Optimization of nutritional and non - nutritional factors involved for production of antimicrobial compounds from Lactobacillus pentosus SJ65 using response surface methodology

Abstract

Bacteriocins from lactic acid bacteria are ribosomal synthesized antibacterial proteins/peptides having wide range of applications. Lactobacillus pentosus SJ65, isolated from fermented Uttapam batter (used to prepare south Indian pan cake), produces bacteriocin having a broad spectrum of activity against pathogens. Optimization studies are of utmost important to understand the source of utilization and the conditions to enhance the production of metabolites. In the present study, an attempt was made to identify the parameters involved for maximal production of antimicrobial compounds especially bacteriocin from the isolate L. pentosus SJ65. Initially, optimal conditions, such as incubation period, pH, and temperature were evaluated. Initial screening was done using methodology one-variable-at-a-time (OVAT) for various carbon and nitrogen sources. Further evaluation was carried out statistically using Plackett-Burman design and the variables were analyzed using response surface methodology using central composite design. The optimum media using tryptone or soy peptone, yeast extract, glucose, triammonium citrate, MnSO₄, dipotassium hydrogen phosphate and tween 80 produced maximum bacteriocin activity.

Introduction

Lactic acid bacteria (LAB) are Gram positive bacteria that produce several antimicrobial compounds like lactic acid, acetic acid, and bacteriocin. Bacteriocins, cationic peptides exhibiting hydrophobic or amphiphilic properties, possess antibacterial activity against food spoilage and pathogenic organisms and are being used as food preservatives (Jeevaratnam et al., 2005). They also have high potential for biomedical applications. In addition, several low molecular weight compounds like benzoic acid, lactic acid, phenyl lactic acid, methylhydantoine, mevalonolactone produced by LAB also exhibits antifungal and antimicrobial properties. Earlier, we have identified many bacteriocinogenic lactobacilli isolates from fermented Uttapam batter (a cereal based fermented food source) to subspecies level showing broad spectrum of antibacterial activity (Saraniya and Jeevaratnam, 2012). Among the isolates, Lactobacillus pentosus SJ65 was found to be most potent and taken up for further study. Normally, LAB produce bacteriocins in very small quantities, requiring optimization of various factors for their maximal production.

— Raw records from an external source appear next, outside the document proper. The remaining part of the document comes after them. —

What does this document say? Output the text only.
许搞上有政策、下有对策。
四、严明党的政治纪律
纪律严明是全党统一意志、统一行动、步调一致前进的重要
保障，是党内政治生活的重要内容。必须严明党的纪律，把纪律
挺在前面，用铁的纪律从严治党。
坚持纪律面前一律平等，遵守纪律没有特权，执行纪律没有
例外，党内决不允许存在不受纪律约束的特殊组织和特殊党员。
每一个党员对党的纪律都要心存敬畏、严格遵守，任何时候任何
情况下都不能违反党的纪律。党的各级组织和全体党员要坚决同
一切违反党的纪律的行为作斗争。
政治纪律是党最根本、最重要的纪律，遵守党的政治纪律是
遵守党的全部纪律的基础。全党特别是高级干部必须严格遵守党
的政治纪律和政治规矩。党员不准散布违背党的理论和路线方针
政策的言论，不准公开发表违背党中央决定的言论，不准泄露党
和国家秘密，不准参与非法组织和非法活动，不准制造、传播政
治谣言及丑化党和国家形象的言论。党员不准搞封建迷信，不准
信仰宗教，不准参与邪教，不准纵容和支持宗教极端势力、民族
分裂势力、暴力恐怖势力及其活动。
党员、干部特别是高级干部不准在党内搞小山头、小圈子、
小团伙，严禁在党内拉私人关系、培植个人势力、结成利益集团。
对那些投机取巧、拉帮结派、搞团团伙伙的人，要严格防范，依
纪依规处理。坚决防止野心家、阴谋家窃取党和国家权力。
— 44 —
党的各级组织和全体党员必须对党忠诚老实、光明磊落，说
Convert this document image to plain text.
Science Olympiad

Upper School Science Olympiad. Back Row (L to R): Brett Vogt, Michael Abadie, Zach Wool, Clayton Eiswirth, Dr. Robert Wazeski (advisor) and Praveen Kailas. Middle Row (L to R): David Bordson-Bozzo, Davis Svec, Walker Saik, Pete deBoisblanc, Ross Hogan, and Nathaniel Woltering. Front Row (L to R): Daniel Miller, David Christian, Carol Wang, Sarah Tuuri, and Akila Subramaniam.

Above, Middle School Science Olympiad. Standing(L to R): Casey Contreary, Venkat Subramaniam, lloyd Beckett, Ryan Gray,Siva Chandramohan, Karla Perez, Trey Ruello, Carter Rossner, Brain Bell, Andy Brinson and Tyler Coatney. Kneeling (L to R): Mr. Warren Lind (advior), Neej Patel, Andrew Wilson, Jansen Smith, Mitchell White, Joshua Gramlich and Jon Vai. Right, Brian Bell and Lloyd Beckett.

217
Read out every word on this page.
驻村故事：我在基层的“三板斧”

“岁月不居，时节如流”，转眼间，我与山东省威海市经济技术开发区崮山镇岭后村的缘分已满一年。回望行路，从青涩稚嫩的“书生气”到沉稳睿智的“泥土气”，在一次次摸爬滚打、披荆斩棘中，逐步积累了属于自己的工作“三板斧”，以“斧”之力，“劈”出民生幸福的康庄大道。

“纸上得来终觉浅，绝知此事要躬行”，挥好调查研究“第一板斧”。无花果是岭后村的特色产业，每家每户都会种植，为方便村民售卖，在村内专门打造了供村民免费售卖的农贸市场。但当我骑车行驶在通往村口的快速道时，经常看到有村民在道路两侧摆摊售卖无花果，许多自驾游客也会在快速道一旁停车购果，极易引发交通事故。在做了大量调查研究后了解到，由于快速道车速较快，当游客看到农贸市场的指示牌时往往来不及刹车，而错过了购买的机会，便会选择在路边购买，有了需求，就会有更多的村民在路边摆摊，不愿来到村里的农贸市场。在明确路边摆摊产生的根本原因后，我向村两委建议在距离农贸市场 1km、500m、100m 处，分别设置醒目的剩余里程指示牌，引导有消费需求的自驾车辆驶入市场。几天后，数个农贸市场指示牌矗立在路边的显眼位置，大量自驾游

The standard growth media like MRS (de Mann Rogosa and Sharpe) broth, Elliker broth, Brain Heart Infusion (BHI) broth, and Trypticase Soya digest Broth (TSB) are widely used for production of bacteriocin. Response surface methodology (RSM) is widely used in earlier studies for optimization of bacteriocin production using experimental designs, to analyse the linear and quadratic effects of variables and understand the interactions among the variables (Delgado et al., 2007; Kanmani et al., 2011; Myers and Montgomery, 2002; Wiese et al., 2010).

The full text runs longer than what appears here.